“Non mi faccia incazzare, metta 6, chi è che comanda? S’inginocchi“: la voce perentoria, la mano sinistra minacciosamente indirizzata verso il capo del docente.
Dalla critica culturale della figura (anni settanta dello scorso secolo), collettiva politica teoretica costruttiva, al suo vilipendio teppistico, individuale istintivo, distruttivo d’essa (“chi comanda qui, s’inginocchi“), e della sua funzione estimativa (“metta 6“). L’involuzione e’ palese, insieme alla regressione del discente, sintetizzata nel suddetto, ad una condizione prescolatica, preintellettuale precivile, non dissimile simbolicamente da quella che dette fuoco alla “biblioteca di Alessandria”, come alle gazzette delle leggi della repubblica (che confusero “Calderoli”).
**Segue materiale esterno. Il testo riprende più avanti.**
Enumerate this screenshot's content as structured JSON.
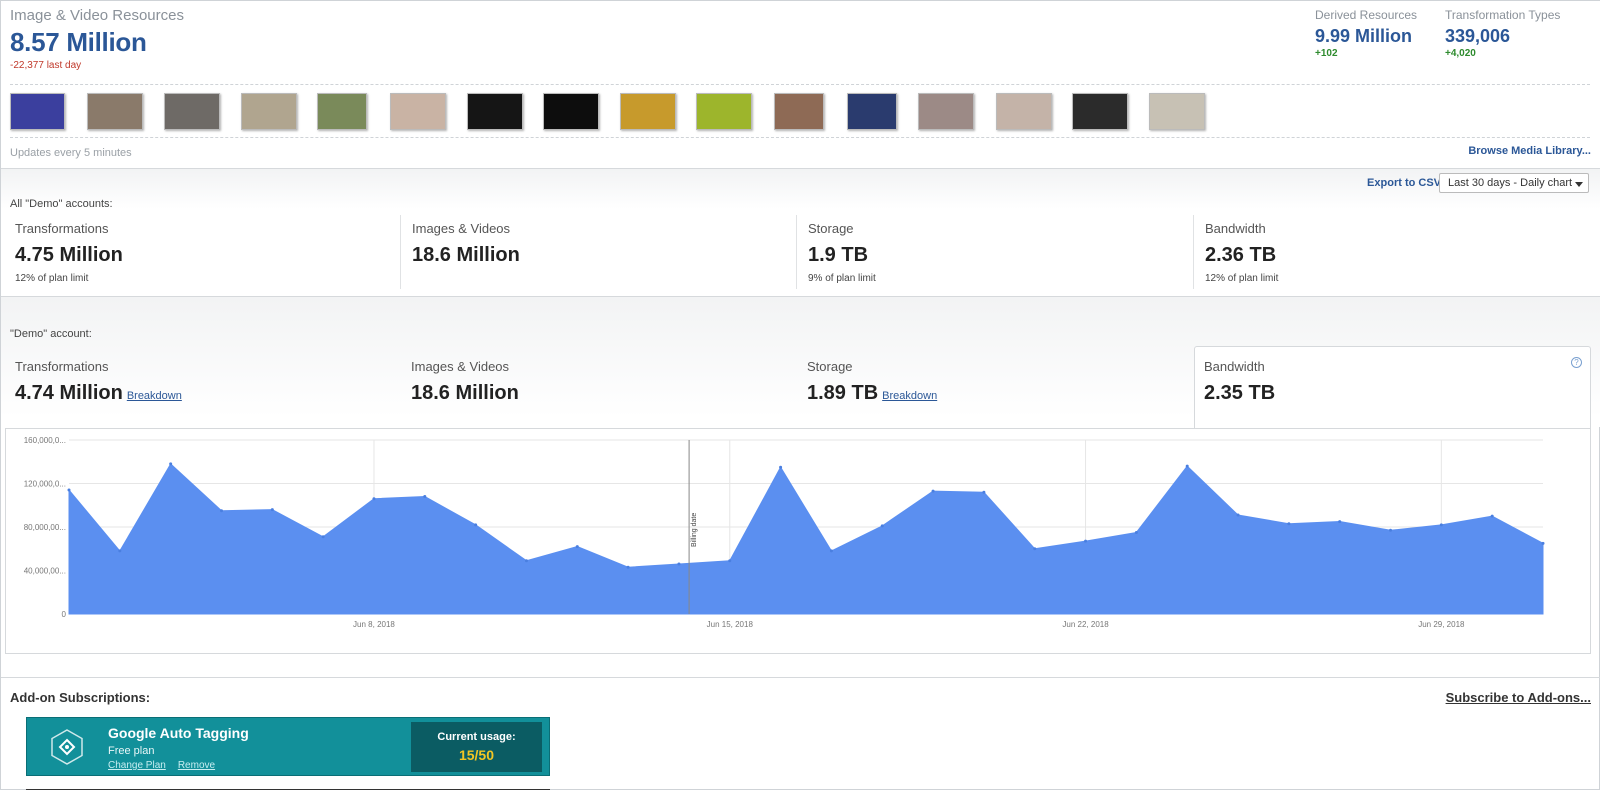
{
  "header": {
    "title": "Image & Video Resources",
    "total": "8.57 Million",
    "total_delta": "-22,377 last day",
    "derived": {
      "label": "Derived Resources",
      "value": "9.99 Million",
      "delta": "+102"
    },
    "transformation_types": {
      "label": "Transformation Types",
      "value": "339,006",
      "delta": "+4,020"
    },
    "updates_text": "Updates every 5 minutes",
    "browse_link": "Browse Media Library..."
  },
  "thumbnails": [
    {
      "name": "thumb-1",
      "color": "#3b3f9e"
    },
    {
      "name": "thumb-2",
      "color": "#8a7a6a"
    },
    {
      "name": "thumb-3",
      "color": "#6e6a66"
    },
    {
      "name": "thumb-4",
      "color": "#b0a58f"
    },
    {
      "name": "thumb-5",
      "color": "#7a8a5a"
    },
    {
      "name": "thumb-6",
      "color": "#c9b3a4"
    },
    {
      "name": "thumb-7",
      "color": "#151515"
    },
    {
      "name": "thumb-8",
      "color": "#0d0d0d"
    },
    {
      "name": "thumb-9",
      "color": "#c79a2c"
    },
    {
      "name": "thumb-10",
      "color": "#9db52c"
    },
    {
      "name": "thumb-11",
      "color": "#8e6a55"
    },
    {
      "name": "thumb-12",
      "color": "#2a3b6e"
    },
    {
      "name": "thumb-13",
      "color": "#9c8a86"
    },
    {
      "name": "thumb-14",
      "color": "#c4b3a8"
    },
    {
      "name": "thumb-15",
      "color": "#2b2b2b"
    },
    {
      "name": "thumb-16",
      "color": "#c7c1b4"
    }
  ],
  "toolbar": {
    "export": "Export to CSV",
    "range": "Last 30 days - Daily chart"
  },
  "all_accounts": {
    "label": "All \"Demo\" accounts:",
    "metrics": [
      {
        "label": "Transformations",
        "value": "4.75 Million",
        "sub": "12% of plan limit"
      },
      {
        "label": "Images & Videos",
        "value": "18.6 Million",
        "sub": ""
      },
      {
        "label": "Storage",
        "value": "1.9 TB",
        "sub": "9% of plan limit"
      },
      {
        "label": "Bandwidth",
        "value": "2.36 TB",
        "sub": "12% of plan limit"
      }
    ]
  },
  "demo_account": {
    "label": "\"Demo\" account:",
    "metrics": [
      {
        "label": "Transformations",
        "value": "4.74 Million",
        "link": "Breakdown"
      },
      {
        "label": "Images & Videos",
        "value": "18.6 Million",
        "link": ""
      },
      {
        "label": "Storage",
        "value": "1.89 TB",
        "link": "Breakdown"
      },
      {
        "label": "Bandwidth",
        "value": "2.35 TB",
        "link": ""
      }
    ],
    "help": "?"
  },
  "chart_data": {
    "type": "area",
    "color": "#5b8ff0",
    "ylim": [
      0,
      160000000
    ],
    "y_ticks": [
      {
        "v": 0,
        "label": "0"
      },
      {
        "v": 40000000,
        "label": "40,000,00..."
      },
      {
        "v": 80000000,
        "label": "80,000,00..."
      },
      {
        "v": 120000000,
        "label": "120,000,0..."
      },
      {
        "v": 160000000,
        "label": "160,000,0..."
      }
    ],
    "x_ticks": [
      {
        "i": 6,
        "label": "Jun 8, 2018"
      },
      {
        "i": 13,
        "label": "Jun 15, 2018"
      },
      {
        "i": 20,
        "label": "Jun 22, 2018"
      },
      {
        "i": 27,
        "label": "Jun 29, 2018"
      }
    ],
    "billing_marker": {
      "i": 12.2,
      "label": "Billing date"
    },
    "values": [
      114000000,
      58000000,
      138000000,
      95000000,
      96000000,
      71000000,
      106000000,
      108000000,
      82000000,
      49000000,
      62000000,
      43000000,
      46000000,
      49000000,
      135000000,
      58000000,
      81000000,
      113000000,
      112000000,
      60000000,
      67000000,
      75000000,
      136000000,
      91000000,
      83000000,
      85000000,
      77000000,
      82000000,
      90000000,
      65000000
    ]
  },
  "addons": {
    "title": "Add-on Subscriptions:",
    "subscribe": "Subscribe to Add-ons...",
    "card": {
      "name": "Google Auto Tagging",
      "plan": "Free plan",
      "change": "Change Plan",
      "remove": "Remove",
      "usage_label": "Current usage:",
      "usage_value": "15/50"
    }
  }
}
Imboccata la strada della risposta giuridicamente punitiva – quella disciplinare, spettante alla autorita’ scolastica, quella risarcitoria spettante all’offeso, quella penale, spettante al procuratore della repubblica – , anziche quella della esposizione mediatica fissa, di accaduto e autore, a mo’ di gogna, e di sollecitazione dell’esposto a “revisione” e introspezione critiche:
quella penal riporta che sarebbe avvenuta “violenza privata” (reato “contro la persona”, di chi con violenza o minaccia la costringa a fare non fare tollerare alcunche’: art 610 cp); e avvenuta minaccia (reato in art 612 cp, verosimilmente da assorbire nell’altro).
Mentre la stima dell’accaduto avrebbe potuto essere altra, piu’ prossima a quella socioetica apparsa sui media. Perche’, da un lato, il docente umiliato era un agente pubblico, incaricato di pubblico servizio sempre, talora pubblico ufficiale (quando ad esempio esplichi funzione valutativa del merito del discente) . E, quindi, le sue erano qualità e attività pubbliche. Da altro lato gli si intimava, con violenza e minaccia, un atto del suo ufficio, contrario ai doveri di questo (“metta 6” immeritato) E, aggregati, quegli elementi avrebbero dato un “delitto contro la pubblica amministrazione”, non “contro la persona”, di violenza a pubblico ufficlale per costringerlo a compiere un atto contrario ai doveri d’ufficio (art 336 cp).
Tutt’altro ( o almeno anche altro) valore, come si vede, rispetto al suddetto.
Che tuttavia non ha semplicemente mancato questo, ma, verosimilmente, lo ha disconosciuto.
Lungo una scia culturale che, nella miriade di agenti pubblici del Paese, taluni sconciamente privilegiati anche in termini di potere materiale sull’altro (e dinanzi al quale quel genuflettente si sarebbe genuflesso), pone il docente, benche’ primo fattore della conoscenza universale, della evoluzione culturale (primo benefattore, letteralmente, col medico che lavora sul corpo, del Paese), scandalosamente al di fuori del rango sociopolitico che gli spetterebbe. Lo disconosce, anzi lo discrimina.
Lungo quella scia si è mosso, emblematico e sedizioso, “l’alunno” (titolo di un celebre film sulla formazione del nazista).